Turkey’s politics towards Syrians from left to right: From the perspective of a Syrian Turkmen
A young activist from the Turkmen minority of Syria who is living as a refugee in Istanbul, Amin Noor, writes on the anxiety by the escalating anti-Syrian policies and discourse. Responding to who he is, why Syrians are in Turkey, and the various positions of the left and right wing political parties in Turkey towards Syrians, he discusses what to do against the false conceptions, hatred and xenophobia that is spread towards them.

“This is the key issue on which Turks and Syrians really need to work. On both left and right, Syrians and Turks need to know each other more; they need to communicate. The more they communicate within an institutionalized framework, the better. Why not have, say, a center-leftist Syrian Türkmen attend CHP sessions as an audit?
Turks also need to recognize that there is no Syrian army or Syrian police or any kind of Syrian power on their land. In fact it is the opposite; Turks can justly or unjustly purge Syrians without any local repercussions. It is of the utmost importance to deconstruct the “ethical” justifications for attacking Syrians by showing how void the anti-Syrian arguments and rumors are. The Turkish left should be reminded that it is a defining value of the left to accept refugees! And not be xenophobic towards them.

Report

Hevi LGBTI+ have released a report on the racism and discrimination being experienced by LGBTI+ Refugees in Turkey: HEVI LGBTI+ is an NGO working at the intersection of the LGBTI+ movement, discrimination and migration, founded in 2013 as an initiative by majority Kurdish and later included LGBTI+s from various identities (Arab, Farsi, Armenian, Greek, Alevi, Christian). The report was released as the result of an education program on the multiple discriminations experienced by refugee LGBTI+s.
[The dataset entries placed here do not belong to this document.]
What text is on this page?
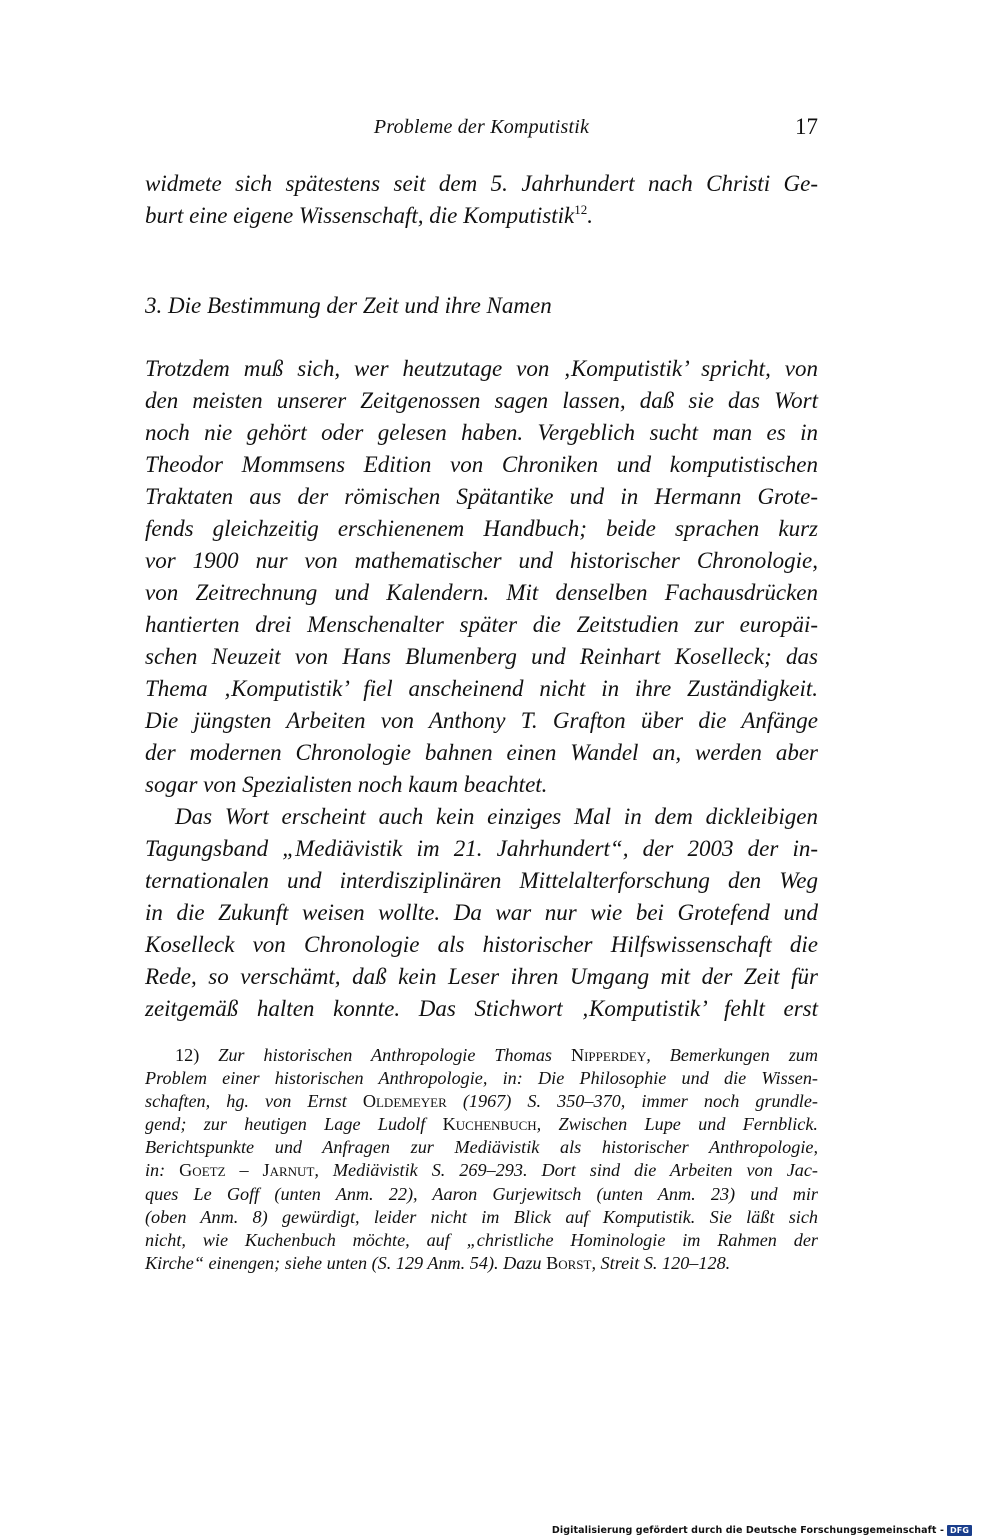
Probleme der Komputistik	17
widmete sich spätestens seit dem 5. Jahrhundert nach Christi Ge-
burt eine eigene Wissenschaft, die Komputistik$^{12}$.
3. Die Bestimmung der Zeit und ihre Namen
Trotzdem muß sich, wer heutzutage von ‚Komputistik’ spricht, von
den meisten unserer Zeitgenossen sagen lassen, daß sie das Wort
noch nie gehört oder gelesen haben. Vergeblich sucht man es in
Theodor Mommsens Edition von Chroniken und komputistischen
Traktaten aus der römischen Spätantike und in Hermann Grote-
fends gleichzeitig erschienenem Handbuch; beide sprachen kurz
vor 1900 nur von mathematischer und historischer Chronologie,
von Zeitrechnung und Kalendern. Mit denselben Fachausdrücken
hantierten drei Menschenalter später die Zeitstudien zur europäi-
schen Neuzeit von Hans Blumenberg und Reinhart Koselleck; das
Thema ‚Komputistik’ fiel anscheinend nicht in ihre Zuständigkeit.
Die jüngsten Arbeiten von Anthony T. Grafton über die Anfänge
der modernen Chronologie bahnen einen Wandel an, werden aber
sogar von Spezialisten noch kaum beachtet.
Das Wort erscheint auch kein einziges Mal in dem dickleibigen
Tagungsband „Mediävistik im 21. Jahrhundert“, der 2003 der in-
ternationalen und interdisziplinären Mittelalterforschung den Weg
in die Zukunft weisen wollte. Da war nur wie bei Grotefend und
Koselleck von Chronologie als historischer Hilfswissenschaft die
Rede, so verschämt, daß kein Leser ihren Umgang mit der Zeit für
zeitgemäß halten konnte. Das Stichwort ‚Komputistik’ fehlt erst
12) Zur historischen Anthropologie Thomas Nipperdey, Bemerkungen zum
Problem einer historischen Anthropologie, in: Die Philosophie und die Wissen-
schaften, hg. von Ernst Oldemeyer (1967) S. 350–370, immer noch grundle-
gend; zur heutigen Lage Ludolf Kuchenbuch, Zwischen Lupe und Fernblick.
Berichtspunkte und Anfragen zur Mediävistik als historischer Anthropologie,
in: Goetz – Jarnut, Mediävistik S. 269–293. Dort sind die Arbeiten von Jac-
ques Le Goff (unten Anm. 22), Aaron Gurjewitsch (unten Anm. 23) und mir
(oben Anm. 8) gewürdigt, leider nicht im Blick auf Komputistik. Sie läßt sich
nicht, wie Kuchenbuch möchte, auf „christliche Hominologie im Rahmen der
Kirche“ einengen; siehe unten (S. 129 Anm. 54). Dazu Borst, Streit S. 120–128.
Digitalisierung gefördert durch die Deutsche Forschungsgemeinschaft - DFG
“The work also found that the new wave of racism in Turkey, particularly those of Syrian refugees, has increased among LGBTI+. As the LGBTI + movement and its activists, it has been observed that the language we use sometimes and the activities we do sometimes cause discrimination and racism to become more legitimate.

“The LGBTI+ movement, which seeks to produce social policies in many areas, is seen to produce social policies in the fight against racism. This educational study revealed that social movements in Turkey-and the LGBTI+ movement in particular – need urgent new work and social policies in the field of combating racism.”